Substance

I was a guest on Tim Mullooly’s podcast last week, and he asked me a fantastic question:

What do you think is the number one thing that needs to change about the financial services industry?

Rather than revisit the squabble over fees versus commissions or fiduciary versus suitability, I simply said we need to raise the standards to become a financial advisor.

Because no matter if an advisor is charging commissions, an asset based fee, or a retainer, the quality of their advice is more important. The bar to hold oneself out as a financial advisor is low, shockingly low. This is all the more shocking because the stakes are so high. Clients have only one chance to save and invest for retirement. If bad advice leads to the unnecessary loss of capital, there is no time to start over.

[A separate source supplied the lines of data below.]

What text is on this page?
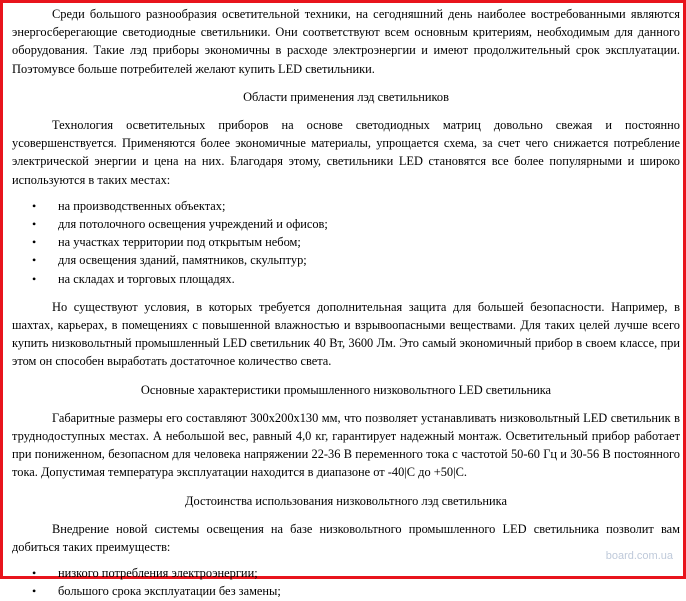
Среди большого разнообразия осветительной техники, на сегодняшний день наиболее востребованными являются энергосберегающие светодиодные светильники. Они соответствуют всем основным критериям, необходимым для данного оборудования. Такие лэд приборы экономичны в расходе электроэнергии и имеют продолжительный срок эксплуатации. Поэтомувсе больше потребителей желают купить LED светильники.

Области применения лэд светильников

Технология осветительных приборов на основе светодиодных матриц довольно свежая и постоянно усовершенствуется. Применяются более экономичные материалы, упрощается схема, за счет чего снижается потребление электрической энергии и цена на них. Благодаря этому, светильники LED становятся все более популярными и широко используются в таких местах:

• на производственных объектах;
• для потолочного освещения учреждений и офисов;
• на участках территории под открытым небом;
• для освещения зданий, памятников, скульптур;
• на складах и торговых площадях.

Но существуют условия, в которых требуется дополнительная защита для большей безопасности. Например, в шахтах, карьерах, в помещениях с повышенной влажностью и взрывоопасными веществами. Для таких целей лучше всего купить низковольтный промышленный LED светильник 40 Вт, 3600 Лм. Это самый экономичный прибор в своем классе, при этом он способен выработать достаточное количество света.

Основные характеристики промышленного низковольтного LED светильника

Габаритные размеры его составляют 300x200x130 мм, что позволяет устанавливать низковольтный LED светильник в труднодоступных местах. А небольшой вес, равный 4,0 кг, гарантирует надежный монтаж. Осветительный прибор работает при пониженном, безопасном для человека напряжении 22-36 В переменного тока с частотой 50-60 Гц и 30-56 В постоянного тока. Допустимая температура эксплуатации находится в диапазоне от -40|С до +50|С.

Достоинства использования низковольтного лэд светильника

Внедрение новой системы освещения на базе низковольтного промышленного LED светильника позволит вам добиться таких преимуществ:

• низкого потребления электроэнергии;
• большого срока эксплуатации без замены;
board.com.ua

There are approximately 272,000 personal financial advisors in the United States according to the Bureau of Labor and Statistics. These individuals work in banks, brokerage firms, insurance companies, and RIA firms. What sort of education, credentials, and work experience do these people have? It depends. You cannot tell by which type of firm, business model, or regulatory space in which they operate if they have the right training and qualifications to give financial advice. One broker is a CFA charterholder, while another down the hall had three weeks of sales training and took the Series 7.

The Series 7 is a license to sell financial products, not a credential. It consists of 125 multiple choice questions, takes 3.5 hours to complete, and costs $245. Famed financial planner Michael Kitces was on the Invest Like the Best podcast this week, and put it best.

The requirement to become a financial advisor is a 2-3 hour regulatory exam and a high school diploma. And the diploma may be optional.

This bar is insanely low. As Kitces goes on to explain, this is the bar to provide advice on an individual’s life savings!

I’ve been thinking a lot about substance lately. Substance is lacking in 21st century America. Success looks easy when a teenager can earn a six-figure income from posting viral videos of pranks on Youtube. Kim Kardashian, and consequently her entire family, made millions from being famous for being famous. Timothy Ferriss wrote that he worked only 4-hours a week mailing supplements to his customers. It’s easy, just order from China and use drop shipping. (or so they tell me).

It is no wonder Elizabeth Holmes believed she could revolutionize medical blood tests after taking freshman chemistry at Stanford. Or that Billy McFarland thought he could host 4,000 people at the Fyre Festival when there were no accommodations, food, or infrastructure to support them. Fake it till you make it, right? Or in these cases, until you’re facing criminal charges.

There’s a common phrase that it takes 10,000 hours to master a skill. Working a 40-hour week with no holidays or vacation, that takes almost five years. I would argue this number is low. I practice ashtanga yoga, a method that adds one new posture when the previous one is mastered. I spent over four years on the same posture. In that daily work of making tiny incremental progress toward the end goal, I overcame fears, corrected weaknesses, and powered through with pure determination. That is substance.

The future of financial advice has to be a profession. Professionals go deep. They spend years getting their education, followed by a period of apprenticeship under a more experienced professional. They pursue lifelong learning in their craft. They possess the humility to admit they cannot know it all and the courage to change course or even start over when the way they have always done things no longer works.

We owe it to our future clients to raise the bar. People deserve the reassurance that the person giving investment advice on their life savings has a baseline of knowledge. Until then, clients must continue to do their research on advisors. Look for those who have put in the time to learn their craft and have degrees and credentials to prove it. Often these are not the best sales people, but at least these advisors have substance behind them.